Small 1% adjustments in your routine compound over time and become a new trajectory for your life. Tiny evolutions of your identity instead of dramatic change. James Clear writes "We do not change by snapping our fingers and deciding to be someone entirely new. We change bit by bit, day by day, habit by habit. Every action you take is a vote for the person you wish to become." I love this thought. This concept of your identity = habits is deep if you pause and let it sink in. Put on your workout gear first thing in the morning and you're casting a vote for the type of person who exercises daily. It's liberating because change can be won in tiny, small decisions you can make in an instant. But it can change the course of your life and who you are. I didn't start my life as a software designer, I became one through my habits.
- Every time I make a healthy breakfast, I'm a healthy eater.
- Every time I lace up my running shoes, I'm an athlete.
- Every time I open my journal, I'm a writer.
- Don't miss twice. It's inevitable that you will fall off the wagon. You'll will miss a workout. You will choose a bad meal. That's ok. Just don't make that mistake two times in a row. If you miss twice, you're starting to accumulate evidence that you're the kind of person who doesn't workout. You're casting a vote for someone who eats junk food all the time. It's okay to fall, but make sure your next action is casting a vote in the right direction.
- "The most effective form of motivation is progress." I really like this one! I've built a system that shows people how their bodies change when they learn to eat better and exercise more. This "Healthy Selfie" is an amazing motivator. I've watched people commit to a new way of life because they love the results of those new behaviors. Take a look at the faces of these people and you can see the motivation in their eyes.
- Don't confuse motion with action. Motion feels like you're accomplishing your goals, but you're really just preparing. It's the action that leads to results. In Atomic Habits, James Clear says it perfectly: "If I search for a better diet plan and read a few books on the topic, that's motion. If I actually eat a healthy meal, that's action." If you're procrastinating, start with repetition, not perfection.
Habit stacking links a new habit with an old one. When I read this section I immediately recognized this tactic from my own experience. Every morning I do the same 8 things as part of my morning ritual. I am a huge believer is building dramatic new habits on top of mundane, easy to do habits. Take a look at my morning routine:
I deliberately start small with things that are easy and automatic. They're almost too easy, but that's the point. I always do them. And as I progress through the sequence each morning the steps in the ritual become more demanding. If I just tried to jump into step 7 every morning I'd probably talk myself out of it on many mornings. Instead I link the harder things to easier things I always do and then I have momentum. James Clear (referencing BJ Fogg's work on Tiny Habits) call this habit stacking. Tie your desired NEW habit to something you ALREADY DO each day. This lets you string together large stacks of powerful habits. I like to combine the habit stacking concept with delayed gratification. Notice in step 5 Coffee is intentionally after step 4 Meditation. It's easy to blow off something like meditating because you think you don't have time. But when it always leads me to coffee, I'm way more likely to do it.

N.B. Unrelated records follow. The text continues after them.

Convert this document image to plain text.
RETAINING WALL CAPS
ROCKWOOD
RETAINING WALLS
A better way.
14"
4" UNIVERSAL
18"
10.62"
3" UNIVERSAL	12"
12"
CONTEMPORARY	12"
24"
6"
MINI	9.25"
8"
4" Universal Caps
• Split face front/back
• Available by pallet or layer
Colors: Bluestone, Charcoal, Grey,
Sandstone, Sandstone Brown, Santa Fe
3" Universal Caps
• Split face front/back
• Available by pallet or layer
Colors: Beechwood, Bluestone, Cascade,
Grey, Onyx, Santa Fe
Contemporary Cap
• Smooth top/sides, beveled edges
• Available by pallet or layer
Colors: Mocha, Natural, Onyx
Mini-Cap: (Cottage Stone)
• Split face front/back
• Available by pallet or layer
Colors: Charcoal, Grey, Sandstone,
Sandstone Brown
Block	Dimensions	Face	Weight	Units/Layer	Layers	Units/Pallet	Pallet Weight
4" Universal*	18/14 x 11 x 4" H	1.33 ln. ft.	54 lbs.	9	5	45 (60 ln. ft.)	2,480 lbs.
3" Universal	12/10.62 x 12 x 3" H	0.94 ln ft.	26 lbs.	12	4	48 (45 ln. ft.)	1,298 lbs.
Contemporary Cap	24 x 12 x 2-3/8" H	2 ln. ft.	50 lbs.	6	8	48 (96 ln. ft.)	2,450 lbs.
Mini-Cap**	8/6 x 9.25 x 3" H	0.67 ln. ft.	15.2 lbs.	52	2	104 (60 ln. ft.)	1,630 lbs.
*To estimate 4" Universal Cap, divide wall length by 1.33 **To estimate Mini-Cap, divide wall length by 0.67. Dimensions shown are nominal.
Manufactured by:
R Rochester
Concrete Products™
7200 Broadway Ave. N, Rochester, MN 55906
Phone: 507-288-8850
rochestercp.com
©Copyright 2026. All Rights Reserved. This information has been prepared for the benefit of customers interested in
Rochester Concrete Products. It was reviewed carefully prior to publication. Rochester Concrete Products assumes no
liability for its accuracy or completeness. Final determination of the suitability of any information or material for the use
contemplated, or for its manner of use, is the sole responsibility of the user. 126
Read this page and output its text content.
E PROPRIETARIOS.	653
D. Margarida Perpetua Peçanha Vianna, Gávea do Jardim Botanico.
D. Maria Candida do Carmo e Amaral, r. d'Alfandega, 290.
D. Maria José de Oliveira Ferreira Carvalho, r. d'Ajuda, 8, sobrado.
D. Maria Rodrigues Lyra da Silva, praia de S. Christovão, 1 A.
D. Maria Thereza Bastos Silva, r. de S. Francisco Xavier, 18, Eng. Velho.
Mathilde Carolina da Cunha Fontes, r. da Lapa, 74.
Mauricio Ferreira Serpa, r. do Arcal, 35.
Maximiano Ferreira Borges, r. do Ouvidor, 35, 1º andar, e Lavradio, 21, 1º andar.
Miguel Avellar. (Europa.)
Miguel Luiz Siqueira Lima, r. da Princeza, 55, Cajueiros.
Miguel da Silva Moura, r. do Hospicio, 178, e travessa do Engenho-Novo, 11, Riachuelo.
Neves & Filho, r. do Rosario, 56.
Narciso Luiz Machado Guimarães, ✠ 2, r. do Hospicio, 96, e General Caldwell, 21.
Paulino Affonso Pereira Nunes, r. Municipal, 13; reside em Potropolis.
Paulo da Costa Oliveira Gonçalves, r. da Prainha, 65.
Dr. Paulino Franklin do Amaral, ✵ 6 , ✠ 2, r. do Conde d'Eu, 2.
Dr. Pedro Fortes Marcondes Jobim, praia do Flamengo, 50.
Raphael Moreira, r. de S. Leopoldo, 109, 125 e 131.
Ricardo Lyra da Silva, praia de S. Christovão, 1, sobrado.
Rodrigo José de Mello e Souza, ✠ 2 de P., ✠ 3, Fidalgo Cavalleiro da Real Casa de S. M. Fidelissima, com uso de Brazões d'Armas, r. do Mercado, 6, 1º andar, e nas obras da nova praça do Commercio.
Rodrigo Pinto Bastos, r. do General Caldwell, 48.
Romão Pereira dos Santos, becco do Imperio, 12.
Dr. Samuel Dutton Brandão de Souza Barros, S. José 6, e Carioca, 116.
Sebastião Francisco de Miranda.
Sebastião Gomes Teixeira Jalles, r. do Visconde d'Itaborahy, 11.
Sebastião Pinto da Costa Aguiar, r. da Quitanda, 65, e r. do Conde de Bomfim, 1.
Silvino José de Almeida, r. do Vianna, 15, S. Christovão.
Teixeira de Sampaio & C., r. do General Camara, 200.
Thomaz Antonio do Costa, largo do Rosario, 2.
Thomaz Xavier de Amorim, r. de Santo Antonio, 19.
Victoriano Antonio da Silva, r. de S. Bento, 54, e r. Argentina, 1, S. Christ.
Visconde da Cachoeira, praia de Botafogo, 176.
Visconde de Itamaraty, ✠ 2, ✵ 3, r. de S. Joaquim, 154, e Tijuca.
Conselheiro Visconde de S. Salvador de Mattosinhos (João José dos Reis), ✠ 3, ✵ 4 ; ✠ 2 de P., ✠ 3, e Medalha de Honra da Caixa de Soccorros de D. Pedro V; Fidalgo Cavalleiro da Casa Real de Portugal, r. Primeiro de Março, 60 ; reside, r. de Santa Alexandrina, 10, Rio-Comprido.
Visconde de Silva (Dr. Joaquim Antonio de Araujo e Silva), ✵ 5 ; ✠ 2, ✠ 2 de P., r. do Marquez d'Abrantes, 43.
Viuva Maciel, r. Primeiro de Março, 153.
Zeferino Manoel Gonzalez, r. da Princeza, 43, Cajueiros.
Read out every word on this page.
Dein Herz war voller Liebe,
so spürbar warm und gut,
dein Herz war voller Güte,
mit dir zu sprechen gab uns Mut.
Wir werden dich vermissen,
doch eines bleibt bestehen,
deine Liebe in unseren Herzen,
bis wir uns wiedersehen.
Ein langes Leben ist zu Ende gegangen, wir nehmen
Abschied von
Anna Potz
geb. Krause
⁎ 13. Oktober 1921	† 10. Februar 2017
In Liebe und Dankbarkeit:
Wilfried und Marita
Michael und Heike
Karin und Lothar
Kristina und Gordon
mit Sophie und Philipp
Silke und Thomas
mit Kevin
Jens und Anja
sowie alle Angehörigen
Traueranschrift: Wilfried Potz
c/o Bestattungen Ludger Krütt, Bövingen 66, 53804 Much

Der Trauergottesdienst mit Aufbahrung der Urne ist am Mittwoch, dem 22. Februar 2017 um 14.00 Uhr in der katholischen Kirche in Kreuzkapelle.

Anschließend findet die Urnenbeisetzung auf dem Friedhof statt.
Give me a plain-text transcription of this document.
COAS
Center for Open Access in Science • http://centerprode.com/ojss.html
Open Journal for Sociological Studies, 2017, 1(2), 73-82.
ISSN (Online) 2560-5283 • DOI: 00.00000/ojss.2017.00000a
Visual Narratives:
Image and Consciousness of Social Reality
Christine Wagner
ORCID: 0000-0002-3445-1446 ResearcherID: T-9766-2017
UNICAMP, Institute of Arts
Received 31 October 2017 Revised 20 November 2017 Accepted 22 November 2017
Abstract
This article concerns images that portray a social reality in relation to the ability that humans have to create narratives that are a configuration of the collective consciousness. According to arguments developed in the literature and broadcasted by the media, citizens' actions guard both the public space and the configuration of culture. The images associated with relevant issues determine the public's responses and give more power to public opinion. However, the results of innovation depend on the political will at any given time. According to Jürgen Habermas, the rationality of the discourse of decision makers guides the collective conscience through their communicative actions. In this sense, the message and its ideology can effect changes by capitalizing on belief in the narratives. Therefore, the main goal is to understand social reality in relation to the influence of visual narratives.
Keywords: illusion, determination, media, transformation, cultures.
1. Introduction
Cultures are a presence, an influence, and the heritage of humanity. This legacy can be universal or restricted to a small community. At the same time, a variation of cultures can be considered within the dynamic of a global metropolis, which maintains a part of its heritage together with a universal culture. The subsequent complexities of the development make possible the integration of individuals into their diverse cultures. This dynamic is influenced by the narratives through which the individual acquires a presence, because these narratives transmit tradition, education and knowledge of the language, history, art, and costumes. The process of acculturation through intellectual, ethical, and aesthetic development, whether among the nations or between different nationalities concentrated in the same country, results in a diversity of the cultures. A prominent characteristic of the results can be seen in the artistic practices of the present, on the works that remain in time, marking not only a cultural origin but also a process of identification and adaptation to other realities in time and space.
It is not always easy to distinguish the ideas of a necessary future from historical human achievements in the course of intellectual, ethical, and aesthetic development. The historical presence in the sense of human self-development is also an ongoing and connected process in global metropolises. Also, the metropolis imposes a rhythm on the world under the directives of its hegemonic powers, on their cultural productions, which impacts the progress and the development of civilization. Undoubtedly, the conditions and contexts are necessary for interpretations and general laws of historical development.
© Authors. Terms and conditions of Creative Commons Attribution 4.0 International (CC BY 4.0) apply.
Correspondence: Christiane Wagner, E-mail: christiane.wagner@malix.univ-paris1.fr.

- Be inspired by your heroes. Study the top performers in any industry. They show up even when they don't want to. James Clear writes: "Professionals stick to the schedule; amateurs let life get in the way. When a habit is truly important to you, you have to be willing to stick to it in any mood." I think of this a lot when I'm lacing up my shoes on a cold winter morning and I don't feel like going outside. I try to think about all the other people going through the same discomfort because they want to be something better.
This interview James Clear did on CBS gives a great 6 minute summary of the book. But read the actual book if you're really committed to installing some new habits. Once I started, I looked forward to going further into this book each day. I hope you enjoy it as much as I did!